Thursday, October 22, 2009
The Olmec are not indigenous native Americans
Some researchers claim that I am wrongly ruling out an “indigenous revolution” for the origin of the Olmec civilization. This is their opinion—the archaeological evidence, not I, suggest that the founders of the Olmec civilization were not “indigenous” people.
In the Olmec World: Ritual and Rulership (1995), (ed.) by Carolyn Tate, on page 65, we find the following statement”Olmec culture as far as we know seems to have no antecedents; no material models remain for its monumental constructions and sculptures and the ritual acts captured in small objects”.
M. Coe, writing in Regional Perspective on the Olmecs (1989), (ed.) by Sharer and Grove, observed that “ on the contrary, the evidence although negative, is that the Olmec style of art, and Olmec engineering ability suddenly appeared full fledged from about 1200 BC”.
Mary E. Pye, writing in Olmec Archaeology in Mesoamerica (2000), (ed.) by J.E. Cark and M.E. Pye,makes it clear after a discussion of the pre-Olmec civilizations of the Mokaya tradition, that these cultures contributed nothing to the rise of the Olmec culture.

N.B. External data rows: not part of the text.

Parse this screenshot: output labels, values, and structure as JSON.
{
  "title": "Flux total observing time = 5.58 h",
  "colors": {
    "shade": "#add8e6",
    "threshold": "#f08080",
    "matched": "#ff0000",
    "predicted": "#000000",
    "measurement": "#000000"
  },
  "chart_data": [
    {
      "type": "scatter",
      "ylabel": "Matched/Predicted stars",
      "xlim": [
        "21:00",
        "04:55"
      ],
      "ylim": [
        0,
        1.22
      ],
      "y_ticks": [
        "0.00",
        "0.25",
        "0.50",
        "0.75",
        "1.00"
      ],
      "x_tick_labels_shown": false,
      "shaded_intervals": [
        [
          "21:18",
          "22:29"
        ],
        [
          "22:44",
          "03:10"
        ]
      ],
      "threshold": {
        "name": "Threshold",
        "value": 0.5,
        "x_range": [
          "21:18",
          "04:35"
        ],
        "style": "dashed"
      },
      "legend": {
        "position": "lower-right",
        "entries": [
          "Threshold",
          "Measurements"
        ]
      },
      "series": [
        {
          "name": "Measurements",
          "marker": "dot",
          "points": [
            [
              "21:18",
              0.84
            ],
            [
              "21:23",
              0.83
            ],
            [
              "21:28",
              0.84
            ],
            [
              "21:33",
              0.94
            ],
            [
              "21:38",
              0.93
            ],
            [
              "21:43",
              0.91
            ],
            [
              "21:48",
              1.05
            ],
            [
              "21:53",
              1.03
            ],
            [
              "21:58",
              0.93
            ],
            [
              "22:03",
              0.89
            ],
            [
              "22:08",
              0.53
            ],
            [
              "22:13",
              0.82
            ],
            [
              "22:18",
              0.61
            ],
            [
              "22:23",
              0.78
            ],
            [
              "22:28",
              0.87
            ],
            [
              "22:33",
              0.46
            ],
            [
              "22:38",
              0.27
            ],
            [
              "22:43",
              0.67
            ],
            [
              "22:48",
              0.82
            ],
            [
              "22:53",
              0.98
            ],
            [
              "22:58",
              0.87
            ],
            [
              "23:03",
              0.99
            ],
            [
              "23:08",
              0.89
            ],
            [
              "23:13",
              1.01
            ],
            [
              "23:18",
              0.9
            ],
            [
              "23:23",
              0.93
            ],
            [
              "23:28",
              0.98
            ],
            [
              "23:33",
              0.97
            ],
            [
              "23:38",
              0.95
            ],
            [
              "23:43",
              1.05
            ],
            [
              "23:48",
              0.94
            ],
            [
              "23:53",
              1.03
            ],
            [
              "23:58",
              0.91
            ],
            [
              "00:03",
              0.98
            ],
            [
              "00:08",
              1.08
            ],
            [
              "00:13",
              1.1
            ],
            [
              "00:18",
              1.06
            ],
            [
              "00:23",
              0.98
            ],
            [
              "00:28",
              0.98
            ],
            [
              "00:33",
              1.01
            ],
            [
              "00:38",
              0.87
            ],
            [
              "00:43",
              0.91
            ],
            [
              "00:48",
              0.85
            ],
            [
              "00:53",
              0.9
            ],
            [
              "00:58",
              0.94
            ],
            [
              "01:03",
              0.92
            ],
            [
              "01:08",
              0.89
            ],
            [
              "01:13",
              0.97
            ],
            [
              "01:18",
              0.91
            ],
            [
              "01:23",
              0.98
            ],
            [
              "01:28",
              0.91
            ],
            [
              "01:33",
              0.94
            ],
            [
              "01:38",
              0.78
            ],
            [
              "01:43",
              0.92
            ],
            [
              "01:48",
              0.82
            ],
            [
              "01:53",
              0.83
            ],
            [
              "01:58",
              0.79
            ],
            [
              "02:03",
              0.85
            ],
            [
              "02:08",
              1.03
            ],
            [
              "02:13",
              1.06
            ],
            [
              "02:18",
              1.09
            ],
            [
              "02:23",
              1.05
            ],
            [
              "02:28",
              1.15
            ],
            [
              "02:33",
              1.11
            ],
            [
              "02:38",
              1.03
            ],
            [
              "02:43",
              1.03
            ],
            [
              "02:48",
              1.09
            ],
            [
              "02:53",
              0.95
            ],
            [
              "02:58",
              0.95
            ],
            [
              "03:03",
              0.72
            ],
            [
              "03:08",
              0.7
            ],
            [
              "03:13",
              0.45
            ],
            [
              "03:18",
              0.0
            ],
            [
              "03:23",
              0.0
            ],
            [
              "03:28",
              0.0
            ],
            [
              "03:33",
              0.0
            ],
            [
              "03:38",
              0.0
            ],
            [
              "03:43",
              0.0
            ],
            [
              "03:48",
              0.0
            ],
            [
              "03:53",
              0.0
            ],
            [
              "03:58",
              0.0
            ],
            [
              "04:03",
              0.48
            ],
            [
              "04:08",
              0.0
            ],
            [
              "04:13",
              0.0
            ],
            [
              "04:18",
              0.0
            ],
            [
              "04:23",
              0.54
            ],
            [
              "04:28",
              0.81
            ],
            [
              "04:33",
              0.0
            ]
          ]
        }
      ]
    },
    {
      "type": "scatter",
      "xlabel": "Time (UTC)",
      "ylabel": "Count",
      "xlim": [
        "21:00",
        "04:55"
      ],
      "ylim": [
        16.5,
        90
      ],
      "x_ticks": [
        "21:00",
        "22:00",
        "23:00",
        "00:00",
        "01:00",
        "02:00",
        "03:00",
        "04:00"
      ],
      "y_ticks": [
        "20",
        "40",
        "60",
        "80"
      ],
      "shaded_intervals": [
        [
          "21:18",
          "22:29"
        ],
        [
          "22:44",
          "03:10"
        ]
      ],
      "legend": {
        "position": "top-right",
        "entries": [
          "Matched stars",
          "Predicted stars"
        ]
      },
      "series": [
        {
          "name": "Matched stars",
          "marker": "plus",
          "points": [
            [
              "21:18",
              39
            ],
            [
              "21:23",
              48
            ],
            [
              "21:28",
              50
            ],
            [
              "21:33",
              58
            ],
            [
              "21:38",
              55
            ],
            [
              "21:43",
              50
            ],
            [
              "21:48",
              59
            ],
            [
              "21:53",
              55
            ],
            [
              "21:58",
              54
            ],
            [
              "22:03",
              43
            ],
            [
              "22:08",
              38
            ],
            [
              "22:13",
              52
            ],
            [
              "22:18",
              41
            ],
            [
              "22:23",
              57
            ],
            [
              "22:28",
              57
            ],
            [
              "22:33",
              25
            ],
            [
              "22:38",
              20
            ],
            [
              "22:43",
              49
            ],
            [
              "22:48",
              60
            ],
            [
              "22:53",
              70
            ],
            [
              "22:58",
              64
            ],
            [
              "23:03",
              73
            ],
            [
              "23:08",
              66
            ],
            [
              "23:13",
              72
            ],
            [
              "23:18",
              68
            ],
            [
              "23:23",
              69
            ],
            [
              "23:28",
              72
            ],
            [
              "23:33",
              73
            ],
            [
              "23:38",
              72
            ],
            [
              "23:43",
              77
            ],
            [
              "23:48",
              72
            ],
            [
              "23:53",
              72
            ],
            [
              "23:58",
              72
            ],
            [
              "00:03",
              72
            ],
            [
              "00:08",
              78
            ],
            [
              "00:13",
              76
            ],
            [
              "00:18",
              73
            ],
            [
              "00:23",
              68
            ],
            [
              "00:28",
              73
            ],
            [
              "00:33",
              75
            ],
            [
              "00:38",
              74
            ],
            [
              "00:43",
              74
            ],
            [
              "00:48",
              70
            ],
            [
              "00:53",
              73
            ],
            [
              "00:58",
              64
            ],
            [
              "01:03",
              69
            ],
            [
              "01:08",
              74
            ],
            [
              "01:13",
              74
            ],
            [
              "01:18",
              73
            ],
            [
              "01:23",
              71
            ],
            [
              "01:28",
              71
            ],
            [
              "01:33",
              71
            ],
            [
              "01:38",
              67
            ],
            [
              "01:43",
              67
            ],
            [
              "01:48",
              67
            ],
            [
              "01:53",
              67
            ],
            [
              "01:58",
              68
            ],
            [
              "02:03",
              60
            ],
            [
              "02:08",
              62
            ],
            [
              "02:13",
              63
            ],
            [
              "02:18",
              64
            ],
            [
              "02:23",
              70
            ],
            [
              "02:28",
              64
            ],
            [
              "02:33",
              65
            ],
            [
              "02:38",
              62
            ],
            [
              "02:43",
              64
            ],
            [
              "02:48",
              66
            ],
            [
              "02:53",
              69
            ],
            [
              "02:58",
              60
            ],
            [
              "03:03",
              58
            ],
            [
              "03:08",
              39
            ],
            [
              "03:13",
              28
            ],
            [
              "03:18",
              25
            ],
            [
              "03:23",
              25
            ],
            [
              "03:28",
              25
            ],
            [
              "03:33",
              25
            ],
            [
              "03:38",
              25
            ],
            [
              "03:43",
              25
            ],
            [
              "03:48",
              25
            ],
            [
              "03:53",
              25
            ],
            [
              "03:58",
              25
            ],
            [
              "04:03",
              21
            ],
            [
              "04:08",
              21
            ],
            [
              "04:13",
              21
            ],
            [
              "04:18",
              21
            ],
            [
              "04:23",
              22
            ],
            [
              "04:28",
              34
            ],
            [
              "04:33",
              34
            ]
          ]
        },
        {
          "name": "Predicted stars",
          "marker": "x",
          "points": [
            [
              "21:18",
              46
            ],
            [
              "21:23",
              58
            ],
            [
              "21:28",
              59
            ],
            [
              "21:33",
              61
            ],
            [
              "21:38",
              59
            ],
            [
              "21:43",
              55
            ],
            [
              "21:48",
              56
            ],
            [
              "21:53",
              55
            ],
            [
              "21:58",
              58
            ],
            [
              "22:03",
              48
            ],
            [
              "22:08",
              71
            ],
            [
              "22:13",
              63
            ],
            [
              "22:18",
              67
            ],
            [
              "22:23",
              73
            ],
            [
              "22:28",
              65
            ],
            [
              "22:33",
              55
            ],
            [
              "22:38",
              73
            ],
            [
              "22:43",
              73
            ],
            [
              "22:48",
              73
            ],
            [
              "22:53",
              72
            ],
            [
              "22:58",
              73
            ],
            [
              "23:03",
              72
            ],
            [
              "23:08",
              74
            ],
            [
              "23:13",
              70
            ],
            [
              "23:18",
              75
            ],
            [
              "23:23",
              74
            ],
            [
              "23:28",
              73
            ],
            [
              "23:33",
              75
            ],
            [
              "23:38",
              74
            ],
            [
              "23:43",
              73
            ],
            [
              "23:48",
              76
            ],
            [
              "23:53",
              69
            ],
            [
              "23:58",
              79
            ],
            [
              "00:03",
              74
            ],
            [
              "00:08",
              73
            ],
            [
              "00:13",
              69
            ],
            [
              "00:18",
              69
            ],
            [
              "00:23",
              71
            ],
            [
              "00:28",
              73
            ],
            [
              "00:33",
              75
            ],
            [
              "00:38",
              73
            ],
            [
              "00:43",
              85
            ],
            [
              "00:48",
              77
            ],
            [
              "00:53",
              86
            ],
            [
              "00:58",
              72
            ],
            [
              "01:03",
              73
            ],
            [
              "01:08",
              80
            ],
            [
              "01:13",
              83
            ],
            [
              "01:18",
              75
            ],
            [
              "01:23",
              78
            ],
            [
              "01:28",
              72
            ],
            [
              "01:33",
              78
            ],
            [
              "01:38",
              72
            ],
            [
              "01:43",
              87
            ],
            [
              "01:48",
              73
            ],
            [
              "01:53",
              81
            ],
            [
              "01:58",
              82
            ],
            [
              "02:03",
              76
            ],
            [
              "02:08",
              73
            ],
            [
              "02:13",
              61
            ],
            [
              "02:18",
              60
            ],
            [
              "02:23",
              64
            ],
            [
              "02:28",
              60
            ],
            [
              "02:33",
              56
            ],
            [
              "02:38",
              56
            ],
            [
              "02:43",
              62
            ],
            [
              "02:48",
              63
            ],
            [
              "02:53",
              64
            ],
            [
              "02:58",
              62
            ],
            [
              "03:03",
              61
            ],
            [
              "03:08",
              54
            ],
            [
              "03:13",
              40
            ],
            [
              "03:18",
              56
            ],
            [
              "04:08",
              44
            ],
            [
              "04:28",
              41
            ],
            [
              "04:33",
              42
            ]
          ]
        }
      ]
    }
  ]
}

Pye wrote “The Mokaya appear to have gradually come under Olmec influence during Cherla times and to have adopted Olmec ways. We use the term olmecization to describe the processes whereby independent groups tried to become Olmecs, or to become like the Olmecs” (p.234). Pye makes it clear that it was around 1200 BC that Olmec civilization rose in Mesoamerica. She continues “Much of the current debate about the Olmecs concerns the traditional mother culture view. For us this is still a primary issue. Our data from the Pacific coast show that the mother culture idea is still viable in terms of cultural practices. The early Olmecs created the first civilization in Mesoamerica; they had no peers, only contemporaries” (pp.245-46).
Richard A. Diehl The Olmecs:America’s first civilization (2005), wrote “ The identity of these first Olmecs remains a mystery. Some scholars believe they were Mokaya migrants from the Pacific coast of Chiapas who brought improved maize strains and incipient social stratification with them. Others propose that Olmec culture evolved among the local indigenous populations without significant external stimulus. I prefer the latter position, but freely admit that we lack sufficient information on the period before 1500 BC to resolve the issue” (p.25).
Pool (17-18), in Olmec Archaeology and early MesoAmerica (2007), argues that continuity exist between the Olmec and pre-Olmec cultures in Mexico “[even]though Coe now appears to favor an autochthonous origin for Olmec culture (Diehl & Coe 1995:150), he long held that the Olmec traits appeared at San Lorenzo rather suddenly during the Chicharras phase (ca 1450-1408 BC) (Coe 1970a:25,32; Coe and Diehl 1980a:150)”.
Pool admits (p.95), that “this conclusion contrasts markedly with that of the excavators of San Lorenzo, who reported dramatic change in ceramic type and [b] argued on this basis for a foreign incursion of Olmecs into Olman (Coe and Diehl 1980a, p.150).”
The evidence presented by these authors make it clear that the Olmec introduced a unique culture to Mesoamerica that was adopted by the Mexicans. As these statements make it clear there was no continuity between pre-Olmec cultures and the Olmec culture. The Mokaya culture was on the Pacific coast. The Olmec lived in the Gulf region.